Guests also have access to luxury spa treatments, award winning restaurants (many which are “hatted”), cooking schools, nature based activities and nature walks (more than 4000 hectares of Spicers’ land is protected as nature reserve).
Jude says the success of Spicers Retreats is due in no small part to the hard work of its dedicated and passionate team of more than 240 hospitality professionals. “Our teams are so important in delivering the unique Spicers brand of hospitality. Their genuine love of the product and desire to create lasting memories for every guest, helps ensure that every experience is a special one,” Jude says.
Feedback from social media sites like Trip Advisor certainly supports Jude’s claim. Spicers’ properties continue to receive five star ratings from hundreds of reviewers.
“We have also started focusing on attracting more international visitors to our retreats, primarily from the US and Europe. Asia will become a significant focus as we expand," Jude Turner, Founder of Spicers Retreats.
Key pillars for growth
Over the next three to five years, the key growth market for Spicers will be midweek domestic and international inbound leisure guests, according to Jude. She says the key pillars of growth in this market will include nature-based and adventure tourism including interaction with the local flora and fauna, history tours, walks, cycling, kayaking, event tourism and culinary tourism (including organised tours).
“The domestic MICE market is also a key focus for us, specifically executive level midweek business conferences and stays,” Jude says. “We have also started focusing on attracting more international visitors to our retreats, primarily from the US and Europe.
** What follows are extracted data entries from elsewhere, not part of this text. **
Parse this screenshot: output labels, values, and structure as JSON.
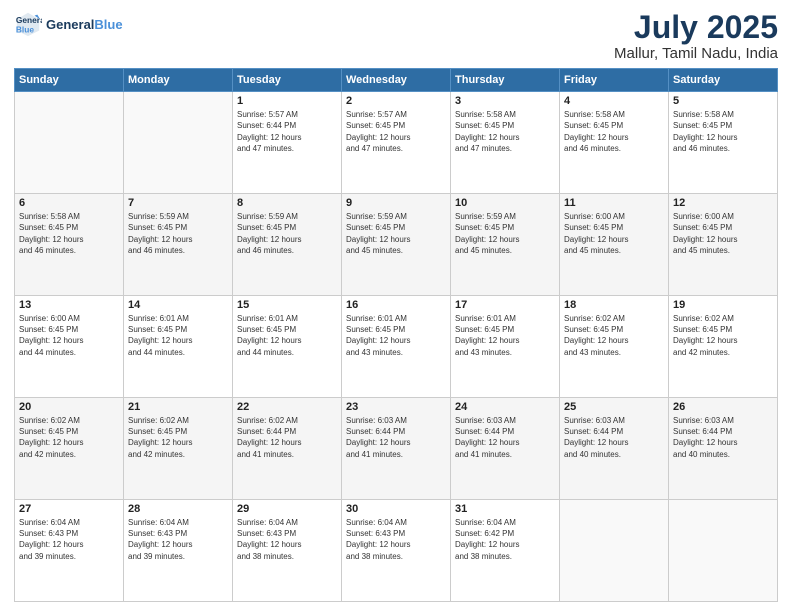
{
  "header": {
    "logo_line1": "General",
    "logo_line2": "Blue",
    "month": "July 2025",
    "location": "Mallur, Tamil Nadu, India"
  },
  "weekdays": [
    "Sunday",
    "Monday",
    "Tuesday",
    "Wednesday",
    "Thursday",
    "Friday",
    "Saturday"
  ],
  "weeks": [
    [
      {
        "day": "",
        "info": ""
      },
      {
        "day": "",
        "info": ""
      },
      {
        "day": "1",
        "info": "Sunrise: 5:57 AM\nSunset: 6:44 PM\nDaylight: 12 hours\nand 47 minutes."
      },
      {
        "day": "2",
        "info": "Sunrise: 5:57 AM\nSunset: 6:45 PM\nDaylight: 12 hours\nand 47 minutes."
      },
      {
        "day": "3",
        "info": "Sunrise: 5:58 AM\nSunset: 6:45 PM\nDaylight: 12 hours\nand 47 minutes."
      },
      {
        "day": "4",
        "info": "Sunrise: 5:58 AM\nSunset: 6:45 PM\nDaylight: 12 hours\nand 46 minutes."
      },
      {
        "day": "5",
        "info": "Sunrise: 5:58 AM\nSunset: 6:45 PM\nDaylight: 12 hours\nand 46 minutes."
      }
    ],
    [
      {
        "day": "6",
        "info": "Sunrise: 5:58 AM\nSunset: 6:45 PM\nDaylight: 12 hours\nand 46 minutes."
      },
      {
        "day": "7",
        "info": "Sunrise: 5:59 AM\nSunset: 6:45 PM\nDaylight: 12 hours\nand 46 minutes."
      },
      {
        "day": "8",
        "info": "Sunrise: 5:59 AM\nSunset: 6:45 PM\nDaylight: 12 hours\nand 46 minutes."
      },
      {
        "day": "9",
        "info": "Sunrise: 5:59 AM\nSunset: 6:45 PM\nDaylight: 12 hours\nand 45 minutes."
      },
      {
        "day": "10",
        "info": "Sunrise: 5:59 AM\nSunset: 6:45 PM\nDaylight: 12 hours\nand 45 minutes."
      },
      {
        "day": "11",
        "info": "Sunrise: 6:00 AM\nSunset: 6:45 PM\nDaylight: 12 hours\nand 45 minutes."
      },
      {
        "day": "12",
        "info": "Sunrise: 6:00 AM\nSunset: 6:45 PM\nDaylight: 12 hours\nand 45 minutes."
      }
    ],
    [
      {
        "day": "13",
        "info": "Sunrise: 6:00 AM\nSunset: 6:45 PM\nDaylight: 12 hours\nand 44 minutes."
      },
      {
        "day": "14",
        "info": "Sunrise: 6:01 AM\nSunset: 6:45 PM\nDaylight: 12 hours\nand 44 minutes."
      },
      {
        "day": "15",
        "info": "Sunrise: 6:01 AM\nSunset: 6:45 PM\nDaylight: 12 hours\nand 44 minutes."
      },
      {
        "day": "16",
        "info": "Sunrise: 6:01 AM\nSunset: 6:45 PM\nDaylight: 12 hours\nand 43 minutes."
      },
      {
        "day": "17",
        "info": "Sunrise: 6:01 AM\nSunset: 6:45 PM\nDaylight: 12 hours\nand 43 minutes."
      },
      {
        "day": "18",
        "info": "Sunrise: 6:02 AM\nSunset: 6:45 PM\nDaylight: 12 hours\nand 43 minutes."
      },
      {
        "day": "19",
        "info": "Sunrise: 6:02 AM\nSunset: 6:45 PM\nDaylight: 12 hours\nand 42 minutes."
      }
    ],
    [
      {
        "day": "20",
        "info": "Sunrise: 6:02 AM\nSunset: 6:45 PM\nDaylight: 12 hours\nand 42 minutes."
      },
      {
        "day": "21",
        "info": "Sunrise: 6:02 AM\nSunset: 6:45 PM\nDaylight: 12 hours\nand 42 minutes."
      },
      {
        "day": "22",
        "info": "Sunrise: 6:02 AM\nSunset: 6:44 PM\nDaylight: 12 hours\nand 41 minutes."
      },
      {
        "day": "23",
        "info": "Sunrise: 6:03 AM\nSunset: 6:44 PM\nDaylight: 12 hours\nand 41 minutes."
      },
      {
        "day": "24",
        "info": "Sunrise: 6:03 AM\nSunset: 6:44 PM\nDaylight: 12 hours\nand 41 minutes."
      },
      {
        "day": "25",
        "info": "Sunrise: 6:03 AM\nSunset: 6:44 PM\nDaylight: 12 hours\nand 40 minutes."
      },
      {
        "day": "26",
        "info": "Sunrise: 6:03 AM\nSunset: 6:44 PM\nDaylight: 12 hours\nand 40 minutes."
      }
    ],
    [
      {
        "day": "27",
        "info": "Sunrise: 6:04 AM\nSunset: 6:43 PM\nDaylight: 12 hours\nand 39 minutes."
      },
      {
        "day": "28",
        "info": "Sunrise: 6:04 AM\nSunset: 6:43 PM\nDaylight: 12 hours\nand 39 minutes."
      },
      {
        "day": "29",
        "info": "Sunrise: 6:04 AM\nSunset: 6:43 PM\nDaylight: 12 hours\nand 38 minutes."
      },
      {
        "day": "30",
        "info": "Sunrise: 6:04 AM\nSunset: 6:43 PM\nDaylight: 12 hours\nand 38 minutes."
      },
      {
        "day": "31",
        "info": "Sunrise: 6:04 AM\nSunset: 6:42 PM\nDaylight: 12 hours\nand 38 minutes."
      },
      {
        "day": "",
        "info": ""
      },
      {
        "day": "",
        "info": ""
      }
    ]
  ]
}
Asia will become a significant focus as we expand.”
Jude says collaborating within Australia’s tourism industry – optimising a range of initiatives from Tourism Australia and individual STOs – is a vital component of attracting and retaining international visitors, as well as nurturing the invaluable domestic market.
Based on these opportunities, and other growth signs for the boutique hotel business, Spicers Retreats will continue to expand. In addition to opening a new hotel at Potts Point in Sydney in 2016, there are also plans to build three more luxury suites at Spicers Sangoma Retreat and four new cottages at Spicers Hidden Vale.
Jude also has her eye on another two properties – a beach site on 30ha near Ballina in northern NSW and another Queensland Scenic Rim site near the town of Aratula. “Our plan is to build a portfolio of around 15-20 properties and three or four active experiences – such as guided walks and mountain bike tours. This will be guided by the market and visitor demand,” she says.